Investor focus will shift from Wall Street to Main Street over the course of the week, with quarterly results from a few big names in tech and retail landing ahead of a key labor market update. May jobs numbers are slated to arrive Friday, capping off a confusing period for labor economists. Employers hired vastly more than expected in April and May, but experts are divided on what to make of the data. Some economists believe the labor market is rallying after a sluggish 2025. Others say the growth reflects surging demand for health care workers, brought on by an aging population, rather than economic expansion. They’re also unsure if recent data has captured how war with Iran is altering the economy. Unemployment remains low by historic standards. But job hunting is requiring more endurance than it once did. A quarter of unemployed people have been looking for work for more than a year, according to one recent survey.

Analysts wonder whether job numbers and other economic indicators will move markets more under new Fed Chair Kevin Warsh. Warsh, who is slated to preside over his first Fed policy committee meeting in mid-June, believes the Fed shares too much information about its approach and then becomes beholden to the public’s expectations. If investors hear less about inflation and interest rates from the Fed, they may rely more on alternative indicators for clues, analysts said. Investors have some notable earnings reports to parse before the jobs report. Dollar General and Five Below are among those set to publish results this week, which may shed light on how lower-income households are handling inflation. A number of tech companies are also slated to report, including Palo Alto Networks, CrowdStrike, and Broadcom.

What analysts are saying about U.S. stocks
JPMorgan: “We fundamentally remain cautious on AI cannibalization trades, as per our Year Ahead, but tactical stabilization remains likely. While we do not necessarily expect the repeat of 2025, when the rally was almost exclusive to Mag-7 for most of the 2nd half, we believe there is more upside for Mag-7 over the next months, as earnings are more than compensating for the stock’s rebound. We also find EM memory trade has legs, as meaningful supply additions are not coming before the start of 2028.”

RBC Capital Markets: “Following the outperformance that the US saw after the war began, the US/non-US P/E has now moved back to levels in line with the five-year average but doesn’t look highly stretched yet. On a 20-year time frame, the U.S./non-U.S. relative P/E has moved up but is not yet back to past highs. This tells us there is still some room for the US to outperform non-U.S.”
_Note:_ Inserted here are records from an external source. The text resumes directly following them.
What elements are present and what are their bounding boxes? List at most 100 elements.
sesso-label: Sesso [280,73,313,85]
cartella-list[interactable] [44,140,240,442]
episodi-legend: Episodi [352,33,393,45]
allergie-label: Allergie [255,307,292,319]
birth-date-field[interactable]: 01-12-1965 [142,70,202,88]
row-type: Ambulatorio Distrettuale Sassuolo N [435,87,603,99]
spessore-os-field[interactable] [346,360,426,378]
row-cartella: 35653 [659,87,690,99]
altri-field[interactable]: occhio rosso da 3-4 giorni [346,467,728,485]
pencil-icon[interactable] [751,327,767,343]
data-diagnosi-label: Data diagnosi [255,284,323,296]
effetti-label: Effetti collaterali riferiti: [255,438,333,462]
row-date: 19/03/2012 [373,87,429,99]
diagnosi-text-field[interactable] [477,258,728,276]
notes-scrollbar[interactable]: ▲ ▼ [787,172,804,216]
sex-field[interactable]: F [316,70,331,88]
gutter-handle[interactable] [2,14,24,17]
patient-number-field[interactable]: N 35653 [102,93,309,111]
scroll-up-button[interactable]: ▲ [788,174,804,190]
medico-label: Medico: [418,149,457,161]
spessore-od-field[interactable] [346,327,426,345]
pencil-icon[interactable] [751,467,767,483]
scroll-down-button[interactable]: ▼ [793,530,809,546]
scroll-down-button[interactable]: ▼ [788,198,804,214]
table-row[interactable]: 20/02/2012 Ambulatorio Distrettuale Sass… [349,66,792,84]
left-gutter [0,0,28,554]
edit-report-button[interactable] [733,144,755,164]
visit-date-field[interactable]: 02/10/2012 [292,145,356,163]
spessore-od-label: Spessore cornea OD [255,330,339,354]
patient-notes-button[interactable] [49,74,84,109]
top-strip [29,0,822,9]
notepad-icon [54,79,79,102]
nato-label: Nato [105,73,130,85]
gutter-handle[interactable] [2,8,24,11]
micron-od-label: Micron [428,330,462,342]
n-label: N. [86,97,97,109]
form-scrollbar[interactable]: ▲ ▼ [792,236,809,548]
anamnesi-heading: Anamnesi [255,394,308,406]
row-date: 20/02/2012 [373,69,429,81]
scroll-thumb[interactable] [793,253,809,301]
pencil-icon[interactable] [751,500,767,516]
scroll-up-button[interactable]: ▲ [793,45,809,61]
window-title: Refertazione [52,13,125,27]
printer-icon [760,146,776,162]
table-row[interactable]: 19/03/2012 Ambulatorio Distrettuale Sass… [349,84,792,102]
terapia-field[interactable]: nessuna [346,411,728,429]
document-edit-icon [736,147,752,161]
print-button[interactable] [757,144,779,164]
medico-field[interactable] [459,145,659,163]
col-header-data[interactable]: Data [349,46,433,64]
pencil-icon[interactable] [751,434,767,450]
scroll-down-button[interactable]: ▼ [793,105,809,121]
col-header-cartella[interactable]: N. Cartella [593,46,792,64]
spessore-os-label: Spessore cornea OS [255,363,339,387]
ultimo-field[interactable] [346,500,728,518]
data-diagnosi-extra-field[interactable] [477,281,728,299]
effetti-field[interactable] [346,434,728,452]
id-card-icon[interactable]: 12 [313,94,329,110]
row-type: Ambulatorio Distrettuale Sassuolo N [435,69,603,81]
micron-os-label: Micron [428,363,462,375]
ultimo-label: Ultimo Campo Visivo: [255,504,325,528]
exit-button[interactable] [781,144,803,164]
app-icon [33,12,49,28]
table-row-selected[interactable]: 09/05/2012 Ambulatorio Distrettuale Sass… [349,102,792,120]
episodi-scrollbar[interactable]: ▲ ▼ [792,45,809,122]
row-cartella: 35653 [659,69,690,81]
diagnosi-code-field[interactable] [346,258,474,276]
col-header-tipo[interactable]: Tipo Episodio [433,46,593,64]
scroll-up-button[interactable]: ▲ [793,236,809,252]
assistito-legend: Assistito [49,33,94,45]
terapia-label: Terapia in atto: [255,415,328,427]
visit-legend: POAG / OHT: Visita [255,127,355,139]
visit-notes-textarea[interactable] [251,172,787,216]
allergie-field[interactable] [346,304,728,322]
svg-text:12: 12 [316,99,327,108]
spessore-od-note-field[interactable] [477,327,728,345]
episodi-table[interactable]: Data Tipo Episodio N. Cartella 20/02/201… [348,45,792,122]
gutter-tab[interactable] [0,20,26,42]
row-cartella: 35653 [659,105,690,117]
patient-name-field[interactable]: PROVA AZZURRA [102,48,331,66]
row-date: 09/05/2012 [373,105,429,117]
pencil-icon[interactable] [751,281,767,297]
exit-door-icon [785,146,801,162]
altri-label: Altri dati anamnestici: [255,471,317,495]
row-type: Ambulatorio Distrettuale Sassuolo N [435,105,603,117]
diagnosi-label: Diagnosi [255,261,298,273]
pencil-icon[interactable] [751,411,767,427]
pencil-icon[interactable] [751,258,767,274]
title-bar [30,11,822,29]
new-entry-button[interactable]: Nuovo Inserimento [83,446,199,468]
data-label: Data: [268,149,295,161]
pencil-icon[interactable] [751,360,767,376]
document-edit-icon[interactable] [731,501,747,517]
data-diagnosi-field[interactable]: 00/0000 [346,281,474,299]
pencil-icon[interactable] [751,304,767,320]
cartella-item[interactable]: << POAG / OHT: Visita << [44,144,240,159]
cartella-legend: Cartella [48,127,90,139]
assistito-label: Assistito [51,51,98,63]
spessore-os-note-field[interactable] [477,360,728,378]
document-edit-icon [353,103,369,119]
Evercore ISI: “The S&P 500 is becoming a market of stocks. Record concentration in a handful of AI names is spurring index strength and subduing the side effects of a challenging geopolitical/consumer backdrop. Heightened index exposure to a select few names in one theme can also accentuate the downside. But with valuations for the U.S. tech sector historically subdued relative to the broader index, focus remains on EPS durability, which 1Q26 confirmed is exceptionally strong.